Bob Marley nunca foi ‘apenas’ um pacifista!

Por Cynthia Pastor (editora do jornal Opção Entorno)

O filme biográfico em cartaz nos cinemas do país: “One Love”, dirigido por Reinaldo Marcus Green e estrelado por Kingsley Ben-Adir nos mostra um pouco da grande jornada que está por trás da música revolucionária deste profundo rastafári, que foi Bob Marley.

A ideia de que Marley foi um grande “mensageiro do amor” e a sua condecoração pela ONU com a “Medalha da Paz do Terceiro Mundo”, são apenas cenários simpáticos que ocultam os violentos atos da colonização europeia na Jamaica, a miséria daquele país e as questões políticas vividas por seu povo. Bob usou, sim, sua música para abordar questões políticas e sociais, em busca de igualdade e deu voz à sua luta pessoal pelos direitos civis.  “Get Up, Stand Up” é um clássico hino que propõem que os oprimidos se levantem e lutem por seus direitos.

Robert Nesta Marley nasceu em Saint Ann, zona rural jamaicana, fllho de uma jovem camponesa com um capitão branco do exército inglês. Durante sua infância ele ouviu falar pela primeira vez sobre o imperador etíope Haile Selássie,  considerado uma divindade pela religião rastafári, que ele adotou mais tarde em sua juventude e que sempre foi importante na estruturação de seus conceitos políticos, somados à doutrina pan africanista, defendida entre os descendentes dos africanos escravizados que foram levados para a América no século XIX.

Após a morte do pai, em 1955, Bob e sua mãe foram morar na periferia, na comunidade de Kingston. Longe do conforto que o campo lhe proporcionava, o jovem Marley entende as agruras da pobreza de um país colonialista que só veio a se tornar independente em 1962. Vale destacar que, durante os anos 1970, os Estados Unidos promoveram intervenções políticas e a militarização através do financiamento de gangues armadas no país. Ali, em Trenchtown, com este cenário bélico, Bob passa a sentir na pele o que é a violência, o racismo e a chegada da religião em sua vida como uma espécie de redenção.

Foi a experiência em Trenchtown que de, certo modo, moldou sua consciência. As letras que denunciavam exatamente a violência e a desigualdade são oriundas desse período. Posteriormente, já conhecido mundialmente e bem produzido pelos marqueteiros do rico mercado fonográfico, Marley é tido como aquele que professa a fé rastafári com o uso religioso concomitante de cânhamo e a busca da paz mundial. Contudo, o filme não mostra quase nada da revolução intrínseca dentro deste tal discurso considerado “pacifista”.

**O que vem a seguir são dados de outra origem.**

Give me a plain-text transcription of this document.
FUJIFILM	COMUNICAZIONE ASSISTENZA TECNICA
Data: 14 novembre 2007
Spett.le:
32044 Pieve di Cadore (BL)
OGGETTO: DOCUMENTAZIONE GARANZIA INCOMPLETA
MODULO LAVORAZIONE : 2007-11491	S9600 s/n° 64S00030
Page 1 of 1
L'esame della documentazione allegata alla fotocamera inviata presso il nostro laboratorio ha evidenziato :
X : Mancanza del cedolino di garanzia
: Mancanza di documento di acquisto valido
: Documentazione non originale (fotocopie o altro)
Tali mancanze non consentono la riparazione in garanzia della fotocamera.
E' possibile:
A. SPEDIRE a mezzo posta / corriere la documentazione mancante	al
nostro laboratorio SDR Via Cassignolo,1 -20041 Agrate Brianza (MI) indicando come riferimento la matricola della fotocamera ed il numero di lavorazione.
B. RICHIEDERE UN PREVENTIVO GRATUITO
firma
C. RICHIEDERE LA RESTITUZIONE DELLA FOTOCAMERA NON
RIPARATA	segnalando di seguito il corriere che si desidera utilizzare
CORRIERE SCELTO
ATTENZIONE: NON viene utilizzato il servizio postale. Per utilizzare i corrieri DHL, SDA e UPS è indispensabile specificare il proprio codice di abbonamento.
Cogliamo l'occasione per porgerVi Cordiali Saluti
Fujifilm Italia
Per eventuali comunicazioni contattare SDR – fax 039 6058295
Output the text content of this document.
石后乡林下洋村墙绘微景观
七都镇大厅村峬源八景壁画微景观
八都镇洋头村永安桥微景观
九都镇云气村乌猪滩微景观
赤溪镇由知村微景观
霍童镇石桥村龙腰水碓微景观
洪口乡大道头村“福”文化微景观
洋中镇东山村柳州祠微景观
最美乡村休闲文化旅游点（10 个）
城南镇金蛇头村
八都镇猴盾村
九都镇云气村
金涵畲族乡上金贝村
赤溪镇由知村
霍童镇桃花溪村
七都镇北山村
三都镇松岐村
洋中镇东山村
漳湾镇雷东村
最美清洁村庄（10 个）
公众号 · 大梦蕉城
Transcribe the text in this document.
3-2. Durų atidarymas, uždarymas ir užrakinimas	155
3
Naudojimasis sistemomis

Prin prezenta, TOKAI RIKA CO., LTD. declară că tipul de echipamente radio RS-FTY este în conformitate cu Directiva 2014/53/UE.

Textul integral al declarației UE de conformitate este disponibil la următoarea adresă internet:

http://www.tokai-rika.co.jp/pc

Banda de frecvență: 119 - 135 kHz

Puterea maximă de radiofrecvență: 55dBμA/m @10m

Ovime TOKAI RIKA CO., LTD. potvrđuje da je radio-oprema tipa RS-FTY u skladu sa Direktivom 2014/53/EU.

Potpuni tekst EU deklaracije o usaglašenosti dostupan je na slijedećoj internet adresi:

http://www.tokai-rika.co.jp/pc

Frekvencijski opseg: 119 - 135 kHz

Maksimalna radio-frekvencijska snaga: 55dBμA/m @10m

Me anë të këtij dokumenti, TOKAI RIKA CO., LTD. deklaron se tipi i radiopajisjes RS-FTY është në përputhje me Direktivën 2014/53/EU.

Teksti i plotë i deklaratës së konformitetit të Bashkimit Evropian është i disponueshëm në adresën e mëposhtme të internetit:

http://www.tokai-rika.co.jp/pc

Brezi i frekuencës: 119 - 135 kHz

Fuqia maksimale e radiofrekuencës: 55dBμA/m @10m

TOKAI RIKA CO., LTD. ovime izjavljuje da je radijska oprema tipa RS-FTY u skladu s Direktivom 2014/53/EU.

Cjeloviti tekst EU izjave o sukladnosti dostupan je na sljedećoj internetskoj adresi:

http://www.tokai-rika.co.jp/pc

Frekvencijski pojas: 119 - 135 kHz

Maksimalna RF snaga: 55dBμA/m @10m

É nesse ponto do filme que o roteiro tem tropeços que mereciam ser realmente burilados e acaba por ter um recorte superficial, principalmente no teor político e nas causas que Bob defendia. As questões mais fundamentais do movimento rastafári e a luta pela paz na Jamaica não são abordadas de forma mais profunda, a exemplo de filmes fortes no “deep dive” como Malcolm X (do grande Spike Lee); Marighella (de Wagner Moura) ou Bird (biografia de Charles “BIRD” Parker, dirigido pelo icônico Clint Eastwood), onde a intelectualidade orgânica, a personalidade política legitimada e a construção do mito são muito bem enfatizadas.

Tudo isso tornaria o filme mais impactante na composição das cenas. Porém, há que se destacar entre os pontos marcantes, o atentado que Bob e Rita (mãe de quatro de seus doze filhos e sua companheira até o fim) sofrem, assim como o seu período produtivo durante o exílio consentido, em Londres, que garante uma trilha sonora impecável, com as músicas mais icônicas do músico jamaicano.

Na contramão de sua luta política, a coletânea Legend, lançada após seu falecimento, foi o álbum de reggae mais vendido da história. O grande rastafári morreu em 11 de maio de 1981, aos 36 anos, vítima de um câncer que ele nunca quis tratar. A revolução, de fato, começa dentro de si!